En 2023, la reprise de Kidal par l’armée malienne et ses alliés russes avait été présentée comme une victoire historique de Bamako. Voir cette ville à nouveau contestée, voire partiellement reprise selon les séparatistes, constitue donc un choc symbolique pour la junte. L’enjeu n’est plus seulement militaire : il touche directement au récit politique d’un pouvoir qui a bâti sa légitimité sur la promesse de restaurer la souveraineté nationale.
Depuis le départ des forces françaises de Barkhane et la fin de la MINUSMA, Bamako a choisi de s’appuyer massivement sur la Russie pour reconstruire son appareil sécuritaire. La mission de l’ONU au Mali a officiellement fermé le 31 décembre 2023, après une décision du Conseil de sécurité prise à la demande des autorités maliennes.
Mais ce basculement n’a pas empêché l’expansion des groupes armés.
Le dispositif russe lui-même a évolué : Wagner a officiellement quitté le Mali en juin 2025, remplacé par Africa Corps, une structure plus directement contrôlée par le ministère russe de la Défense. Cette transition n’a pas réglé la question de fond : malgré l’appui russe, l’armée malienne peine toujours à empêcher des attaques complexes et simultanées, y compris à proximité immédiate de la capitale.

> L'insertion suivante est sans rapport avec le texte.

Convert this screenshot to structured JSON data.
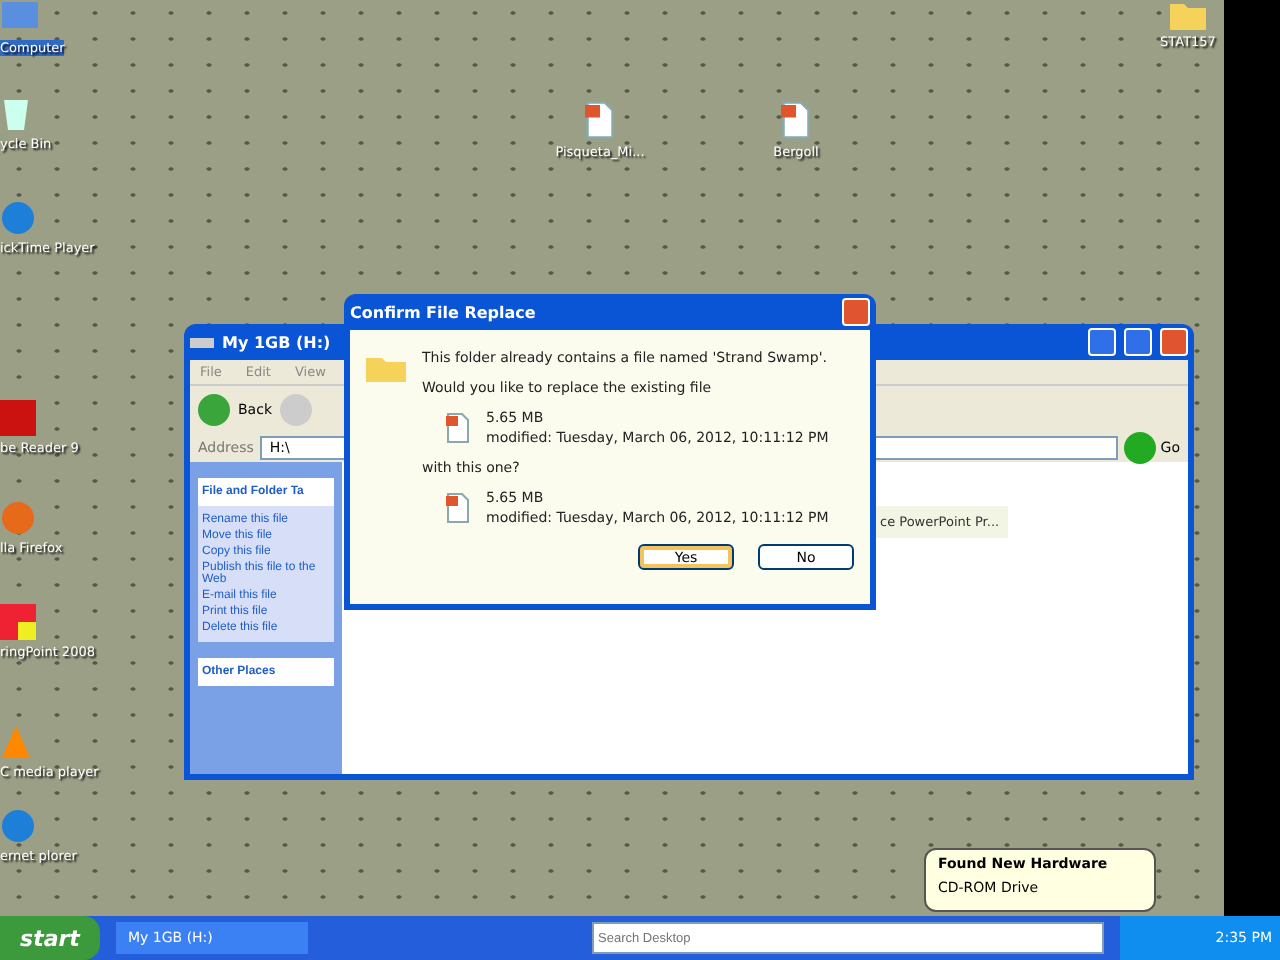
{
  "desktop_icons": [
    {
      "label": "Computer",
      "kind": "computer",
      "selected": true
    },
    {
      "label": "ycle Bin",
      "kind": "bin",
      "selected": false
    },
    {
      "label": "ickTime Player",
      "kind": "player",
      "selected": false
    },
    {
      "label": "be Reader 9",
      "kind": "reader",
      "selected": false
    },
    {
      "label": "lla Firefox",
      "kind": "browser",
      "selected": false
    },
    {
      "label": "ringPoint 2008",
      "kind": "app",
      "selected": false
    },
    {
      "label": "C media player",
      "kind": "cone",
      "selected": false
    },
    {
      "label": "ernet plorer",
      "kind": "browser2",
      "selected": false
    }
  ],
  "center_icons": [
    {
      "label": "Pisqueta_Mi...",
      "kind": "doc"
    },
    {
      "label": "Bergoll",
      "kind": "doc"
    },
    {
      "label": "STAT157",
      "kind": "folder"
    }
  ],
  "explorer": {
    "title": "My 1GB (H:)",
    "menu": [
      "File",
      "Edit",
      "View"
    ],
    "back": "Back",
    "address_label": "Address",
    "address": "H:\\",
    "go": "Go",
    "tasks_title": "File and Folder Ta",
    "tasks": [
      "Rename this file",
      "Move this file",
      "Copy this file",
      "Publish this file to the Web",
      "E-mail this file",
      "Print this file",
      "Delete this file"
    ],
    "other_places": "Other Places",
    "file_label": "ce PowerPoint Pr..."
  },
  "dialog": {
    "title": "Confirm File Replace",
    "message": "This folder already contains a file named 'Strand Swamp'.",
    "question": "Would you like to replace the existing file",
    "existing": {
      "size": "5.65 MB",
      "modified": "modified: Tuesday, March 06, 2012, 10:11:12 PM"
    },
    "with_label": "with this one?",
    "replacement": {
      "size": "5.65 MB",
      "modified": "modified: Tuesday, March 06, 2012, 10:11:12 PM"
    },
    "buttons": [
      {
        "label": "Yes",
        "selected": true
      },
      {
        "label": "No",
        "selected": false
      }
    ]
  },
  "balloon": {
    "title": "Found New Hardware",
    "body": "CD-ROM Drive"
  },
  "taskbar": {
    "start": "start",
    "task": "My 1GB (H:)",
    "search_placeholder": "Search Desktop",
    "clock": "2:35 PM"
  }
}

L’offensive du 25 avril met donc à nu une contradiction majeure. Bamako affirme avoir retrouvé sa souveraineté stratégique en rompant avec Paris, la MINUSMA et une partie de ses anciens partenaires occidentaux. Mais cette souveraineté proclamée se heurte à une réalité opérationnelle : les groupes armés conservent une capacité d’initiative, de mobilité et de coordination qui dépasse largement le simple harcèlement rural.
La crise malienne se joue aussi dans un environnement diplomatique fragmenté. Le Mali, le Burkina Faso et le Niger ont formellement quitté la CEDEAO le 29 janvier 2025, consolidant leur Alliance des États du Sahel. Cette rupture a affaibli les mécanismes régionaux de coopération, même si la CEDEAO maintient pour l’instant certaines facilités de circulation et d’échanges avec les trois pays.
Pour Bamako, l’attaque intervient donc dans un moment délicat. Le pouvoir accuse régulièrement des acteurs extérieurs de soutenir ou de tolérer les groupes armés, tandis que les pays voisins et les partenaires internationaux redoutent une contagion sécuritaire dans toute la région. Si les attaques se multiplient autour de Bamako, Gao, Kidal ou Sévaré, c’est tout l’équilibre sahélien qui risque de basculer davantage.
L’impact économique pourrait être lourd. L’insécurité perturbe les axes de transport, renchérit les produits importés et pèse sur l’approvisionnement de Bamako. En 2025, le JNIM avait déjà annoncé un blocus sur les importations de carburant et multiplié les attaques contre des convois de citernes, paralysant parfois la capitale et montrant sa capacité à frapper l’économie autant que l’armée.
Le secteur minier, pilier des finances maliennes, est également exposé. L’or représente de très loin la principale exportation du pays. Dans ce contexte, toute dégradation durable de la sécurité peut peser sur les investissements, les transports, les assurances et la capacité de l’État à tirer profit de ses ressources.
Pour la population, cette offensive renforce surtout un sentiment d’angoisse. Les check-points, les patrouilles et la militarisation de l’espace public ne suffisent plus à rassurer lorsque des tirs éclatent près de l’aéroport ou dans une ville-garnison aussi sensible que Kati. Le conflit, longtemps perçu comme concentré dans le Nord et le Centre, donne désormais l’impression de se rapprocher du cœur du pouvoir.